Meet the Voices Behind Text to Speech Programs

Have you ever wondered how the stunningly lifelike voices found in modern Text to Speech programs like Siri are created? How does Siri manage to say people’s names with a fair degree of accuracy? Is it as simple (or complicated, depending on how you want to look at it) as having a voice actor record every word ever?

In this fascinating video and the awesome accompanying article on The Verge, you’ll get a peek behind the scenes of the creation of Text to Speech programs. It’s 10 minutes long, but worth every minute.

Here are a few highlights from the article, though I strongly advise checking out the whole thing if you’ve got time.

On the process of creating a database of sounds by having someone read a ton of contextually nonsensical sentences:

After the script is recorded with a live voice actor, a tedious process that can take months, the really hard work begins.

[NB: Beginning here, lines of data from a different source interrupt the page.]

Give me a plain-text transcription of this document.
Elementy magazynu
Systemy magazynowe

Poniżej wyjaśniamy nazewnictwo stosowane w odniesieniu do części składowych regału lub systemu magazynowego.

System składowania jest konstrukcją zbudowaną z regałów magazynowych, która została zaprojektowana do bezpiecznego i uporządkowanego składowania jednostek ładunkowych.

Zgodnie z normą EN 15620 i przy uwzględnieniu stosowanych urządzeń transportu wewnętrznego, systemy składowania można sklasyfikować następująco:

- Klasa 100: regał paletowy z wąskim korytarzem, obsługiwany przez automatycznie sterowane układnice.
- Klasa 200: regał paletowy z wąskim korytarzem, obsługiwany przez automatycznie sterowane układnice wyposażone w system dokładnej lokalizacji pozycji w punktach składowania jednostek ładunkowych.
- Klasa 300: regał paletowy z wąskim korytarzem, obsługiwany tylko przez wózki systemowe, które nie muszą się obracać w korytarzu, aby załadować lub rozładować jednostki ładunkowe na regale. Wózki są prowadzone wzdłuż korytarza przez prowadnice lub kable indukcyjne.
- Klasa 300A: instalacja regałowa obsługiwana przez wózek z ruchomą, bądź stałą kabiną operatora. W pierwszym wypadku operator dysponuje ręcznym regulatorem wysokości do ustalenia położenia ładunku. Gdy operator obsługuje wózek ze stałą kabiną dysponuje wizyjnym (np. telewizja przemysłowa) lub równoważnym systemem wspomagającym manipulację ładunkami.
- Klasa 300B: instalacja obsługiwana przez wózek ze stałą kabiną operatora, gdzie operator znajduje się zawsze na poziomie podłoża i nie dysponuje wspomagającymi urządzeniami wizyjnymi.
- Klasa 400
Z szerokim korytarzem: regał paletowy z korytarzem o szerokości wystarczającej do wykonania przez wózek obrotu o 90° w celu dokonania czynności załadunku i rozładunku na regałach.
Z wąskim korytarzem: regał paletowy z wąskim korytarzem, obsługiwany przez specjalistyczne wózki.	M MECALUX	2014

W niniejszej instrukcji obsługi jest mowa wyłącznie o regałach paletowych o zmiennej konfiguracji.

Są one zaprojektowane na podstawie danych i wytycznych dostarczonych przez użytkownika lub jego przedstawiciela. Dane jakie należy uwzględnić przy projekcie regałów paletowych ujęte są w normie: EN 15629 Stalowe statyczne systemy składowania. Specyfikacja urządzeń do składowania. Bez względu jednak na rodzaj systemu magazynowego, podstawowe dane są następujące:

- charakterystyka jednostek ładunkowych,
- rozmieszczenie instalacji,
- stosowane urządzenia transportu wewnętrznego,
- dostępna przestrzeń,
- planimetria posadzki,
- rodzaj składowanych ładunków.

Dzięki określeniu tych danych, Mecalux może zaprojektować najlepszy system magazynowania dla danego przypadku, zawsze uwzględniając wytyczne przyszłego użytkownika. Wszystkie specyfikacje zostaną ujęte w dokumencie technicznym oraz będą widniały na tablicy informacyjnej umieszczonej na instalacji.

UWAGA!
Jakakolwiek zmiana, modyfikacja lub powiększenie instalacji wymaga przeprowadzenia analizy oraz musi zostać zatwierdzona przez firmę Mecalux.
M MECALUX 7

Words and sentences are analyzed, catalogued, and tagged in a big database, a complicated job involving a team of dedicated linguists, as well as proprietary linguistic software.

When that’s complete, Nuance’s text-to-speech engine can look for just the right bits of recorded sound, and combine those with other bits of recorded sound on the fly, creating words and phrases that the actor may have never actually uttered, but that sound a lot like the actor talking, because technically it is the actor’s voice.

The official name for this type of voice building is “unit selection” or “concatenative speech synthesis.” Ward describes it as “a little like a ransom note,” but saying it’s like a ransom note, where letters are chopped up and pasted back together to form new sentences, is a radical oversimplification of how we make language.

On the intended effect of this method of creating Text to Speech programs:

You shouldn’t think, “I’m talking to a computer.” You shouldn’t think anything at all.